The Progressive War Against Minority Kids
/In the business world, the time honored way to break in and then get ahead is to underprice your competition and steal their business. Your first instinct might be, you'll make more money by charging more. Eventually, when you're on top, maybe you will. But if you're starting out and don't have much of a track record, you need a way to get a foot in the door, and then you build from there. The Waltons started out underpricing everybody else and rode it all the way to being billionaires. They sell stuff rather than labor, but the principle isn't really any different when you've got nothing to sell but your time. Lord knows that here in the law business, which is all about selling time, lots of cheaper guys are trying to steal our business every day. And some of them succeed. It would be great if we could come up with a way to stop that, but actually it's illegal even to discuss with our competitors how to keep the prices up.
So everybody gets to try to steal the other guy's business by selling cheaper. Well, almost everybody. The big exception is the group that most needs the right to underprice in order to get started, namely minority youth. And thus we have the bizarre phenomenon of those posing as the champions of the underprivileged, namely the "progressives," in fact conducting a war against minority youth by taking away the single most important thing they have going for them to try to get started and get ahead in life, namely the ability to underprice the competition in order to crack into the working world.
Our new mayor, de Blasio, has long had minimum wage increases as a centerpiece of his agenda. Hard to say he's corrupt, as opposed to just clueless. He actually thinks that the government has the power to order businesses to pay workers any and all arbitrary amounts, and it will thus be so, without any adverse consequences. The other players in the minimum wage game are far, far more cynical. The latest maneuvering played out at the New York convention over the past weekend of something called the Working Families Party. The WFP is not a real political party, but rather a creature created by and operated for the benefit of labor unions in the government and government-funded sectors, the biggest being education workers (UFT) and healthcare workers (SEIU). Turns out that the WFP has a valuable "ballot line" to bargain with in the upcoming November gubernatorial election, which may be more competitive than some had thought previously. Would they nominate someone to draw votes away on the left from Democratic nominee Cuomo?
These WFP people absolutely have as their number one interest keeping out the lower priced competition. (I'm not sure de Blasio is savvy enough to realize that.) And, to no surprise, the news coming out of the weekend convention of the WFP is that Cuomo essentially bought its endorsement by promising to support legislation to allow New York City to increase its minimum wage to $13. That's no small increase from the current $8.
Meanwhile, this report from 2013 puts the 18 - 29 year old African American unemployment rate at 20%, and Hispanic rate for the same age group at 12.6%. I would have said that the excess that those rates reflect above the unemployment for everyone else is substantially caused by the minimum wage. Well we're about to get a pretty good experiment to see who's right about that. New York will raise its minimum to $13; Seattle is going to $15. Will minority youth unemployment spike in these jurisdictions? My money says it will.

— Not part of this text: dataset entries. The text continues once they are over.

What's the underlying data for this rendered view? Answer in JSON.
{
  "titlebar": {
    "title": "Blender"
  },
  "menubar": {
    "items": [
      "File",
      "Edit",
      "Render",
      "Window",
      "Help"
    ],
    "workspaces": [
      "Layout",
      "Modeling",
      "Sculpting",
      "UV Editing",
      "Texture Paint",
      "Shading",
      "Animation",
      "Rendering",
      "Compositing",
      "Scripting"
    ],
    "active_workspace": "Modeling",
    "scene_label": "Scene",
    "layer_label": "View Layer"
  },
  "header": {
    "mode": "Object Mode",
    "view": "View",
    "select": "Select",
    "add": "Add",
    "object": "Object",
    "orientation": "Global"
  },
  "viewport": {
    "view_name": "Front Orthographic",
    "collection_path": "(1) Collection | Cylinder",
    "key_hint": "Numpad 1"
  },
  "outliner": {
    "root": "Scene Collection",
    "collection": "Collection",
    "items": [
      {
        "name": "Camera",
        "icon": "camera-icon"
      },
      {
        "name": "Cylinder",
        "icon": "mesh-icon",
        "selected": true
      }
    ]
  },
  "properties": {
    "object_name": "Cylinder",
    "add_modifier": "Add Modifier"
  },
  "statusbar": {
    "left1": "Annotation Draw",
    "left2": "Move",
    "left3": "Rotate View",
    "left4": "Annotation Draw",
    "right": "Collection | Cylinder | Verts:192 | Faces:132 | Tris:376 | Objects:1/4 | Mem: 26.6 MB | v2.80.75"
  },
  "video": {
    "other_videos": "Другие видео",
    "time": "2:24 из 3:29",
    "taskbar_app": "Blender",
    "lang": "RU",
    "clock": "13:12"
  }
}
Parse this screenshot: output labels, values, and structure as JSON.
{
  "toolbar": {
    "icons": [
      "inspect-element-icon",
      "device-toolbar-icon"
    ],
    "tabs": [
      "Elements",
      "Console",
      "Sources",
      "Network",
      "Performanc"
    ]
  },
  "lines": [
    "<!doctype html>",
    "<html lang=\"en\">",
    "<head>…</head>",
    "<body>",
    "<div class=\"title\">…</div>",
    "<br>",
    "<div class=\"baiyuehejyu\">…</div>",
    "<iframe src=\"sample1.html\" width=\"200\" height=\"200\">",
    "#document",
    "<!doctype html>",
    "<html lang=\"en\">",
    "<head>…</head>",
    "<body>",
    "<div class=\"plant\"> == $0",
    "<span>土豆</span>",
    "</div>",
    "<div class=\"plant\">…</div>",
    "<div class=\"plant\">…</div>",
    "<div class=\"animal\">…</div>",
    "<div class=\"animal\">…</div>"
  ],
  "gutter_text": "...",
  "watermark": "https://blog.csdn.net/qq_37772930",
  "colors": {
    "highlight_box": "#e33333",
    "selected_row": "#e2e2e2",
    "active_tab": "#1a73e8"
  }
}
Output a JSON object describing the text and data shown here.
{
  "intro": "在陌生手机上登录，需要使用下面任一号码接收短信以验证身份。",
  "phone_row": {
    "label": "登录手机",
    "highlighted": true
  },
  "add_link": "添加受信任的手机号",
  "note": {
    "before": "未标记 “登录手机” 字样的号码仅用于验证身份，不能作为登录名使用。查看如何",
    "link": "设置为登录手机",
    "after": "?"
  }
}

And now, the more we learn about the new teachers' contract, the more we find out that at every decision point its goal is to protect the worst teachers at the expense of the vulnerable kids. My personal favorite is that somehow the City agreed to replace independent teacher validators with "peer validators" jointly appointed by the union and the City. Can there be any doubt that the goal of the union is to protect the job of every last teacher? Then there are the new so-called PROSE schools, which the mayor brags about as encouraging innovation. Here's what Jenny Sedlis of StudentsFirstNY has to say about them in a May 8 op-ed in the Post:
PROSE schools aren’t free from the most restrictive parts of the union contract: They can’t make changes to how they attract and retain teachers through compensation, they can’t adjust class size to adapt to new models or to afford added teachers in other subjects, they can’t exit low-performing teachers and they can’t keep their highest performers if they need to reduce positions.
Mayor de Blasio, the WFP, et al. of the "progressive" ilk, pose as the protectors of the minority kids while they are really conducting a war against them. Can a few people please catch on?